Throwing Your Own Homebrew Party
Crafting homebrewed beers has exploded in popularity in the past decade, and as a result, many people are producing their own beer straight from their homes. If you’ve brewed a few beers in your home and want to have some friends, colleagues, and family members over for some tasting and enjoying of your new beverages, you can throw a homebrew tasting party. It’s a great alternative to a night out at the local bar, and besides, it’s also the perfect chance for you to get some honest feedback on the actual quality of your homebrew.
To throw an effective party, you’ll need to be well-equipped. First off, make sure you’ve brewed enough beer for everyone you’ve invited. You’ll need a lot less for 6 people than you would need for two dozen, for instance. You don’t necessarily have to make tons of beer, as you can offer smaller, sample-size amounts of each type of beer you’ve brewed to give everyone a chance to taste everything. If you don’t have enough of your homebrews for everyone to drink, though, you should stock some other beers in the fridge or elsewhere for a better party environment. Since you’re working with homebrews, perhaps you should pick other local beers, or beers of similar textures or flavors to the ones you’ve brewed at home, so that friends can taste test your beer against the stuff available in
You can’t just stock your house with beer though. Not everyone’s a drinker, and even if they are, food is a must. If you’re going for a classier gathering, try serving fancy appetizers, such as caviar properly served in its small bowl, or small cubes of cheese that didn’t come out of a plastic bag you can reseal. If
you’re going for something more casual, perhaps a veggie platter and some barbecue chips would do.
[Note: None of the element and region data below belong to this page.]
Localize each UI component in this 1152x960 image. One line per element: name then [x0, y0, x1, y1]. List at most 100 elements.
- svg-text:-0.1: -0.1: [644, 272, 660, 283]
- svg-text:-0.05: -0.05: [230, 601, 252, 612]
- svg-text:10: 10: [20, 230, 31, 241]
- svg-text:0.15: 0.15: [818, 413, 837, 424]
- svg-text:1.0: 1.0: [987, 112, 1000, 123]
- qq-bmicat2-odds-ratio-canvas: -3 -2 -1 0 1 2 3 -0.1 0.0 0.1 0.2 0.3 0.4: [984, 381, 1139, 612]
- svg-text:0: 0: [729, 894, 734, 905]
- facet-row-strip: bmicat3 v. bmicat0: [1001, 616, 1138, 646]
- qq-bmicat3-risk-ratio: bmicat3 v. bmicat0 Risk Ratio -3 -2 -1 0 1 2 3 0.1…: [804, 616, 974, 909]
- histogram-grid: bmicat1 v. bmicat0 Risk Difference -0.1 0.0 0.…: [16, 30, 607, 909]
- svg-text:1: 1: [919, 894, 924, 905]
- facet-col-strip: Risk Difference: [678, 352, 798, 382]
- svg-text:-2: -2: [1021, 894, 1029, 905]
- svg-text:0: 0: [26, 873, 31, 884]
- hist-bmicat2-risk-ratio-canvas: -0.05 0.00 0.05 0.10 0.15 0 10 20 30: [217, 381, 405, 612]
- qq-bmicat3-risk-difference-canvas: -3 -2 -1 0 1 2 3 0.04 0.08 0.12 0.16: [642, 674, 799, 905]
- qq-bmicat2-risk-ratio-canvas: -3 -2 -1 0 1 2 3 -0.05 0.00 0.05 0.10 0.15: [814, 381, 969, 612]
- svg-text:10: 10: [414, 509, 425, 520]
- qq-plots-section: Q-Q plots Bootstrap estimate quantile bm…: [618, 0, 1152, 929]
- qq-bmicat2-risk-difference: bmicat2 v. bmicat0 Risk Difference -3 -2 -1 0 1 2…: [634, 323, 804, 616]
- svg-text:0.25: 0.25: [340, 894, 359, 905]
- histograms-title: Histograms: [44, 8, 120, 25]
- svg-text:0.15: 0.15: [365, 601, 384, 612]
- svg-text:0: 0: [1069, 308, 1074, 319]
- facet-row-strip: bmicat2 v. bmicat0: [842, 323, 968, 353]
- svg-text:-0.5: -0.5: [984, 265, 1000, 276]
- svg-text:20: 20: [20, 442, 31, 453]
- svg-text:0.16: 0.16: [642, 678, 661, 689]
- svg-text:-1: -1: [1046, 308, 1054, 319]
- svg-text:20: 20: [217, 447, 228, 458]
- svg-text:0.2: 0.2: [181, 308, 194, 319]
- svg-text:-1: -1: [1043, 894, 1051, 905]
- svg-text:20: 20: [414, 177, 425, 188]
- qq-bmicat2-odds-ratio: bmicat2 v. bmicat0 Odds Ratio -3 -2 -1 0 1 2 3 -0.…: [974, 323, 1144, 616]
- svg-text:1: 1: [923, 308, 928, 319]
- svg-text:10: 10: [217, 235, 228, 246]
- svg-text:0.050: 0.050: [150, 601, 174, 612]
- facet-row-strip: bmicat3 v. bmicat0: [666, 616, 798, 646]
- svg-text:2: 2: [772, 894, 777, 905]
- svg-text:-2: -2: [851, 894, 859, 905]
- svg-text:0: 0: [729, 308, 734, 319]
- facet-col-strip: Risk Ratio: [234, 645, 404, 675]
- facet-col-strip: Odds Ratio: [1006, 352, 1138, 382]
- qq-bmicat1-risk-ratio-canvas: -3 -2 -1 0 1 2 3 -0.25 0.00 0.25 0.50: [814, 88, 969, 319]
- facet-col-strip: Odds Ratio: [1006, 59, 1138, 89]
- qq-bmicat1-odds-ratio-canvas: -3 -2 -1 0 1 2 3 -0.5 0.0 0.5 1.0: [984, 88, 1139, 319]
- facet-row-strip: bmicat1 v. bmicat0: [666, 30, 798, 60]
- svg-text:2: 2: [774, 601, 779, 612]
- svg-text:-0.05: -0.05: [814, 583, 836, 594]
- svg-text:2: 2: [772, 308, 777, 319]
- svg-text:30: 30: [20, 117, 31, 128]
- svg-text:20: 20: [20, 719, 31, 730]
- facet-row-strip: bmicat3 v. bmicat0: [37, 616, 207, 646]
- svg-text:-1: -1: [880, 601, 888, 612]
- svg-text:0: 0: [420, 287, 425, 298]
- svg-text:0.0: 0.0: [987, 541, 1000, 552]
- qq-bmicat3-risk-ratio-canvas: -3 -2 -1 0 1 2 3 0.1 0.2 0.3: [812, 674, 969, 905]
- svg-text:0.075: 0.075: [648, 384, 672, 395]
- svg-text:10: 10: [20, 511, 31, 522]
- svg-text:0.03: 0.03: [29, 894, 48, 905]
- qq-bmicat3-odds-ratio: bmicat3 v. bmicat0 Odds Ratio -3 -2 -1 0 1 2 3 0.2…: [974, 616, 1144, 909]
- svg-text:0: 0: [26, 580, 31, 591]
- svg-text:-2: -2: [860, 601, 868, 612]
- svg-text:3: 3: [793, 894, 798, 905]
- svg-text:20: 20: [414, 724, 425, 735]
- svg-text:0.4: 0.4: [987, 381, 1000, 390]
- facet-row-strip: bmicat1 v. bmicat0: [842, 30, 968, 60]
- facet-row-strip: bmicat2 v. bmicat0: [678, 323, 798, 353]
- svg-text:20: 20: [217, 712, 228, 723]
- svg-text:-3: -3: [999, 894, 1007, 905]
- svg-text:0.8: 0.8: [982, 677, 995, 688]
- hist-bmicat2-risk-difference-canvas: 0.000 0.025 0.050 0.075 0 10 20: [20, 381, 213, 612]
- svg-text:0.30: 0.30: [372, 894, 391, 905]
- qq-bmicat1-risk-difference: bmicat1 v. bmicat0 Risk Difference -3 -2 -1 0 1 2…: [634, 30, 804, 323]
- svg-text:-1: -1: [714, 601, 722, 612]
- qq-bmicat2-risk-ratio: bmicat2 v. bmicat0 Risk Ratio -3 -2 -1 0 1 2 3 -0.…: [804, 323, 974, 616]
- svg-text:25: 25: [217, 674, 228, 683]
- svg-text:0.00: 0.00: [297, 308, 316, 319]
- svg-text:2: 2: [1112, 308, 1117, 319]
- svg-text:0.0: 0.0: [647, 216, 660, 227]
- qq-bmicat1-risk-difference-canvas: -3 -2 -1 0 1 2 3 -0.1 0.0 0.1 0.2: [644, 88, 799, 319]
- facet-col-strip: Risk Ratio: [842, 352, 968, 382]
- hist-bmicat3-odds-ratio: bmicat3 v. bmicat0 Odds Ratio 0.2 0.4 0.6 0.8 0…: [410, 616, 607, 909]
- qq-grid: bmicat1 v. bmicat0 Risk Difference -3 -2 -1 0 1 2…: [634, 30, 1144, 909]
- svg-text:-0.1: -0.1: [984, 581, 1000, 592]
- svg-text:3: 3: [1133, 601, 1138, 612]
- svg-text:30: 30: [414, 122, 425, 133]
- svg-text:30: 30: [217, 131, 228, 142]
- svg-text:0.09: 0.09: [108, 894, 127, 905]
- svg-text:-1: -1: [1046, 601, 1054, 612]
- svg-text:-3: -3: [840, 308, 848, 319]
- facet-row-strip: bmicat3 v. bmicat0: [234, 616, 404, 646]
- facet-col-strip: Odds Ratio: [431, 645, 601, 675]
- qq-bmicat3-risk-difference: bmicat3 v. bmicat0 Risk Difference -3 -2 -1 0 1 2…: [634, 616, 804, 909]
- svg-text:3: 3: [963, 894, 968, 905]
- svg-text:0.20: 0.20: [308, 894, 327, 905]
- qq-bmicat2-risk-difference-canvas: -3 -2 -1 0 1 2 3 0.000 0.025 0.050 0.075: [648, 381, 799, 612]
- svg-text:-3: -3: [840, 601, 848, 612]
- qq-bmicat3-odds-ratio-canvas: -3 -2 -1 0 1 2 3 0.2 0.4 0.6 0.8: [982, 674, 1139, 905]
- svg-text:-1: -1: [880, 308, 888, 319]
And don’t forget to decorate! Break out the barstools if you have any to help create that home bar atmosphere, and if you own any personalized glasses or pint glasses you picked up from some brewery tours, now’s the time to give them some use. Beer parties don’t require too much in terms of decoration, but low lighting and some pleasant, upbeat music should do the trick. Just make sure to avoid anything that will make you look like a hack, such as having a glowing sign from a major beer manufacturer. You are trying to produce local beer, after all, so encouraging mass-produced consumption at such a time probably isn’t going to jive well with your homebrew’s image in the end.